… continued from Friday’s post …

“When I entered this valley, besides the herd of horses, I found twelve wagons, twenty-four horses, and sixty-three persons — men, women, and children — all for Ogden. The other two teams were for Salt Lake city. It is six o’clock in the evening and time to prepare for the night. Supper comes first, but there is no wood of which to make a fire. I have kerosene oil, but I use it for my lantern and lighting a fire, and have found it very convenient many times for this purpose.

“Of these teams, there are two which have no men with them. They are conducted by two women and eight children, four boys and four girls — ten persons in all. These women are Germans, and they had brought with them the spare wood from last night’s camp, and they were the only ones who had any wood. This wood made tea and coffee for the whole camp.

“After supper, preparations for the night were made. The ground is quite wet. The camp for the night had eleven tents, all arranged in a circle. In the rear of each tent is a wagon, and the horses are made fast to the rear of each. I was invited to come into the circle, but declined, having no tent — preferring to sleep with my cattle. This camp is under good discipline, and has a watchman for each night. This is essential; should anything strange or serious occur in or around the camp it is made known to all.

“Having the camp arranged for the night and while sitting around, one of the company said, ‘Stranger from California, we would like to hear from you, about your travels.
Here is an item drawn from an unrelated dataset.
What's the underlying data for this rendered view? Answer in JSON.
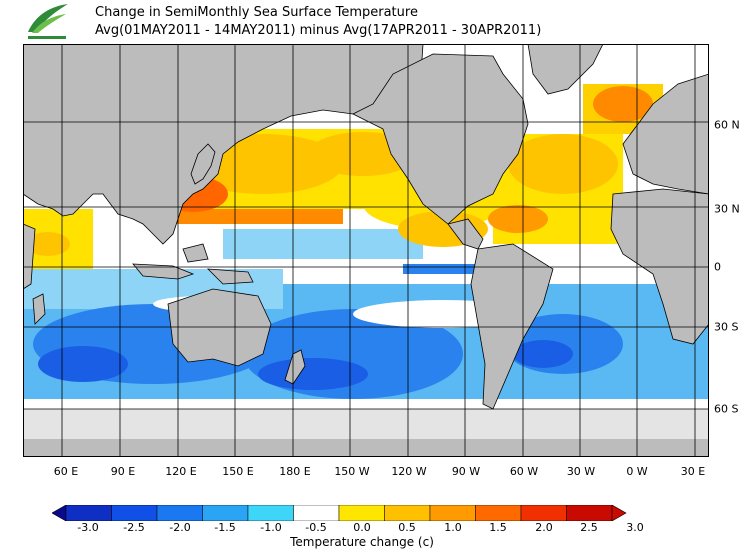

We are going to Oregon, now give us a route thereto.’ ‘Captain, what part of Oregon do you intend to settle in?’ ‘We intend to settle on lands that have been cultivated to some extent, say in the vicinity of Portland,’ said the captain. ‘Portland is about one hundred and twenty-five miles from the Pacific Ocean. Now, I would go from here to Green River city, following the Union Pacific Railroad to Ogden, by way of Evanston. At Ogden take the Central Pacific Railroad to Corinne, Kelton, Terrace, Wells, Elko, Carlin. About five miles beyond Carlin, take the old Emigrant trail to Beowawe; there you are on the railroad again. Then to Battle Mountain, Golconda, Winnemucca, Humboldt, Wadsworth, Reno. Then take the Virginia city and Marysville turnpike to Webber’s Lake, Jackson’s Ranche, Graniteville, Nevada city, Grass Valley to Marysville. There you should take the California and Oregon road to Oregon.”

(I sure hope someone in the wagon train was copying down those directions!)